Britain’s Home Office said that another 26,000 “of these dangerous, illegal and unnecessary crossing attempts were prevented in 2023 thanks to our partnership with France.”
France in recent years has stepped up efforts to prevent migrants from crossing the Channel, including through more police, equipment and facilities. The country received 222 million euros ($243 million) from the U.K. from 2018 to 2022 as part of a bilateral agreement and British Prime Minister Rishi Sunak last March promised 541 million euros for the 2023-2026 period.
The number of people living illegally in France is unknown, but researchers from the Pew Research Center estimated their numbers in 2017 to be between 300,000 and 400,000, in a country of 67 million inhabitants. This is about three times fewer migrants with no legal status than in the U.K. and Germany.

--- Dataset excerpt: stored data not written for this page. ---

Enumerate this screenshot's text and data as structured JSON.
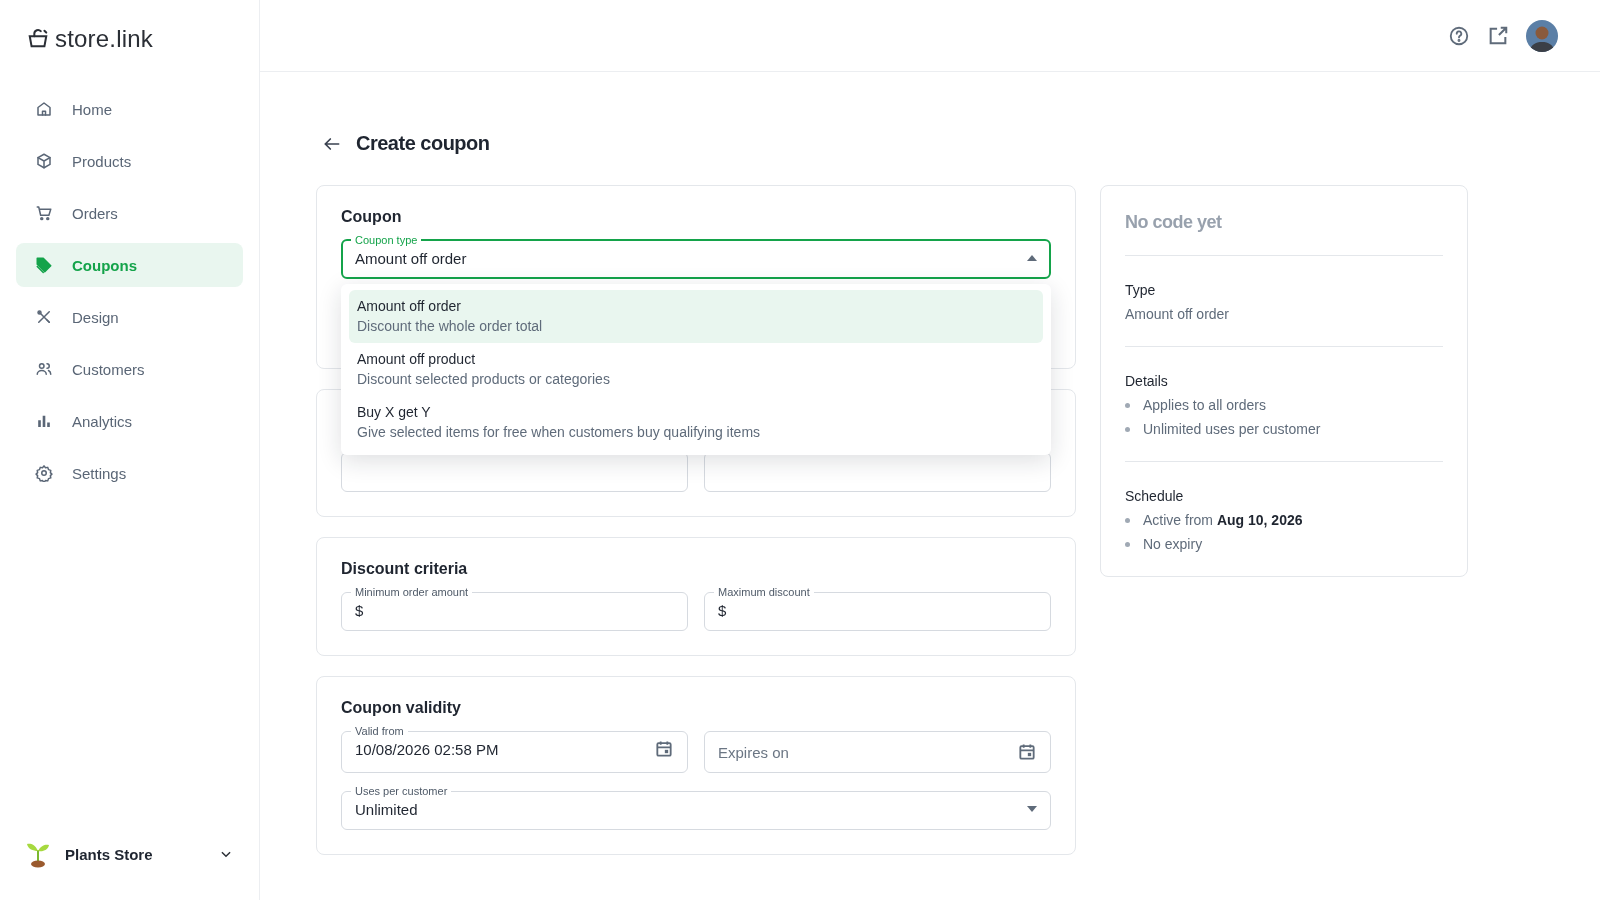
{
  "brand": {
    "name": "store.link"
  },
  "nav": [
    {
      "label": "Home",
      "kind": "home",
      "selected": false
    },
    {
      "label": "Products",
      "kind": "box",
      "selected": false
    },
    {
      "label": "Orders",
      "kind": "cart",
      "selected": false
    },
    {
      "label": "Coupons",
      "kind": "tag",
      "selected": true
    },
    {
      "label": "Design",
      "kind": "tools",
      "selected": false
    },
    {
      "label": "Customers",
      "kind": "people",
      "selected": false
    },
    {
      "label": "Analytics",
      "kind": "chart",
      "selected": false
    },
    {
      "label": "Settings",
      "kind": "gear",
      "selected": false
    }
  ],
  "store": {
    "name": "Plants Store"
  },
  "page": {
    "title": "Create coupon"
  },
  "coupon_card": {
    "title": "Coupon",
    "coupon_type": {
      "label": "Coupon type",
      "value": "Amount off order",
      "expanded": true
    },
    "options": [
      {
        "title": "Amount off order",
        "description": "Discount the whole order total",
        "selected": true
      },
      {
        "title": "Amount off product",
        "description": "Discount selected products or categories",
        "selected": false
      },
      {
        "title": "Buy X get Y",
        "description": "Give selected items for free when customers buy qualifying items",
        "selected": false
      }
    ]
  },
  "criteria_card": {
    "title": "Discount criteria",
    "fields": [
      {
        "label": "Minimum order amount",
        "prefix": "$"
      },
      {
        "label": "Maximum discount",
        "prefix": "$"
      }
    ]
  },
  "validity_card": {
    "title": "Coupon validity",
    "valid_from": {
      "label": "Valid from",
      "value": "10/08/2026 02:58 PM"
    },
    "expires_on": {
      "placeholder": "Expires on"
    },
    "uses_per_customer": {
      "label": "Uses per customer",
      "value": "Unlimited",
      "expanded": false
    }
  },
  "summary": {
    "code": "No code yet",
    "sections": [
      {
        "heading": "Type",
        "text": "Amount off order"
      },
      {
        "heading": "Details",
        "bullets": [
          "Applies to all orders",
          "Unlimited uses per customer"
        ]
      },
      {
        "heading": "Schedule",
        "bullets": [
          "Active from **Aug 10, 2026**",
          "No expiry"
        ]
      }
    ]
  }
}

The Court of Account’s report assessed a series of other issues related to illegal immigration policies, which were subject to 133 changes in law in the past decade.

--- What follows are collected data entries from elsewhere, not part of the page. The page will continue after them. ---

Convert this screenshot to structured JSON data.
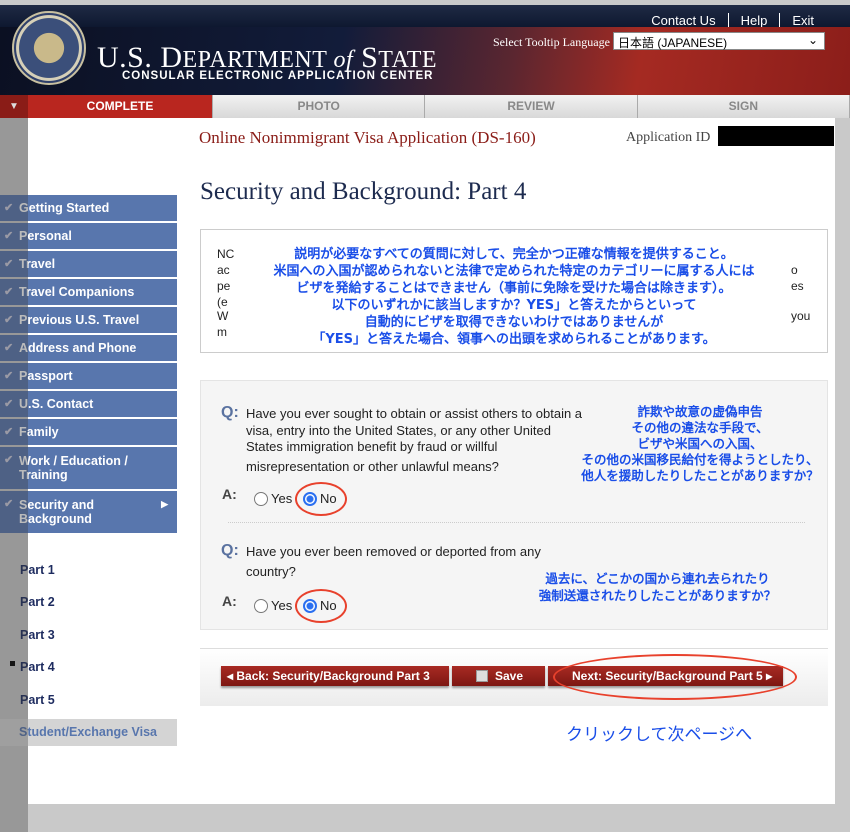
{
  "header": {
    "top_links": [
      "Contact Us",
      "Help",
      "Exit"
    ],
    "dept_title_1": "U.S. D",
    "dept_title_2": "EPARTMENT ",
    "dept_of": "of",
    "dept_title_3": " S",
    "dept_title_4": "TATE",
    "subtitle": "CONSULAR ELECTRONIC APPLICATION CENTER",
    "tooltip_label": "Select Tooltip Language",
    "tooltip_value": "日本語 (JAPANESE)"
  },
  "steps": [
    "COMPLETE",
    "PHOTO",
    "REVIEW",
    "SIGN"
  ],
  "app": {
    "title": "Online Nonimmigrant Visa Application (DS-160)",
    "id_label": "Application ID"
  },
  "page_title": "Security and Background: Part 4",
  "note": {
    "left_fragments": [
      "NC",
      "ac",
      "pe",
      "(e",
      "W",
      "m"
    ],
    "right_fragments": [
      "o",
      "es",
      "you"
    ],
    "jp_lines": [
      "説明が必要なすべての質問に対して、完全かつ正確な情報を提供すること。",
      "米国への入国が認められないと法律で定められた特定のカテゴリーに属する人には",
      "ビザを発給することはできません（事前に免除を受けた場合は除きます）。",
      "以下のいずれかに該当しますか？YES」と答えたからといって",
      "自動的にビザを取得できないわけではありませんが",
      "「YES」と答えた場合、領事への出頭を求められることがあります。"
    ]
  },
  "questions": [
    {
      "q_label": "Q:",
      "a_label": "A:",
      "lines": [
        "Have you ever sought to obtain or assist others to obtain a",
        "visa, entry into the United States, or any other United",
        "States immigration benefit by fraud or willful",
        "misrepresentation or other unlawful means?"
      ],
      "yes": "Yes",
      "no": "No",
      "selected": "No",
      "jp": [
        "詐欺や故意の虚偽申告",
        "その他の違法な手段で、",
        "ビザや米国への入国、",
        "その他の米国移民給付を得ようとしたり、",
        "他人を援助したりしたことがありますか？"
      ]
    },
    {
      "q_label": "Q:",
      "a_label": "A:",
      "lines": [
        "Have you ever been removed or deported from any",
        "country?"
      ],
      "yes": "Yes",
      "no": "No",
      "selected": "No",
      "jp": [
        "過去に、どこかの国から連れ去られたり",
        "強制送還されたりしたことがありますか？"
      ]
    }
  ],
  "buttons": {
    "back": "Back: Security/Background Part 3",
    "save": "Save",
    "next": "Next: Security/Background Part 5"
  },
  "click_note": "クリックして次ページへ",
  "sidebar": {
    "items": [
      "Getting Started",
      "Personal",
      "Travel",
      "Travel Companions",
      "Previous U.S. Travel",
      "Address and Phone",
      "Passport",
      "U.S. Contact",
      "Family",
      "Work / Education / Training",
      "Security and Background"
    ],
    "parts": [
      "Part 1",
      "Part 2",
      "Part 3",
      "Part 4",
      "Part 5"
    ],
    "current_part": "Part 4",
    "student": "Student/Exchange Visa"
  },
  "colors": {
    "sidebar": "#5876ad",
    "active_step": "#b9261f",
    "annotation": "#1a4ee8",
    "highlight_circle": "#e8412c"
  }
}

It pointed to the difficulty of implementing orders to leave the national territory, despite France carrying out the most deportations in the European Union. Over 150,000 such decisions were made in 2022 and only 10% of the concerned people actually left, it said.
Amid recent debate over an immigration bill that focused largely on how to speed up the deportation process, the report said that “international comparisons suggest that a change of scale is not realistic” regarding such policies.
U.K. authorities sent back about 3,500 people to their home country and Germany sent back about 13,000 people in 2022, according to statistics gathered by the French Interior Ministry.
Reasons listed in the report include French authorities’ difficulty to prove the identity of the concerned migrants, reluctance from home countries to issue authorization to let them in and refusal by commercial airlines and plane pilots to take them onboard.
The Court of Account instead suggested enacting policies that would encourage migrants to voluntarily move back to their home countries by offering them money. Such policies have been proven to have “significant efficiency,” the Court said, noting that France is lagging behind the UK and Germany in that respect.
Pierre Moscovici, head of the Court of Account, said Thursday the body also recommends a better organization of border guards and police to make them more efficient, noting that more people are illegally crossing the border, mostly from Italy and Spain, in recent years.
Irregular immigration costs France about 1.8 billion euros each year and involves 16,000 state employees, police and military, the Court said.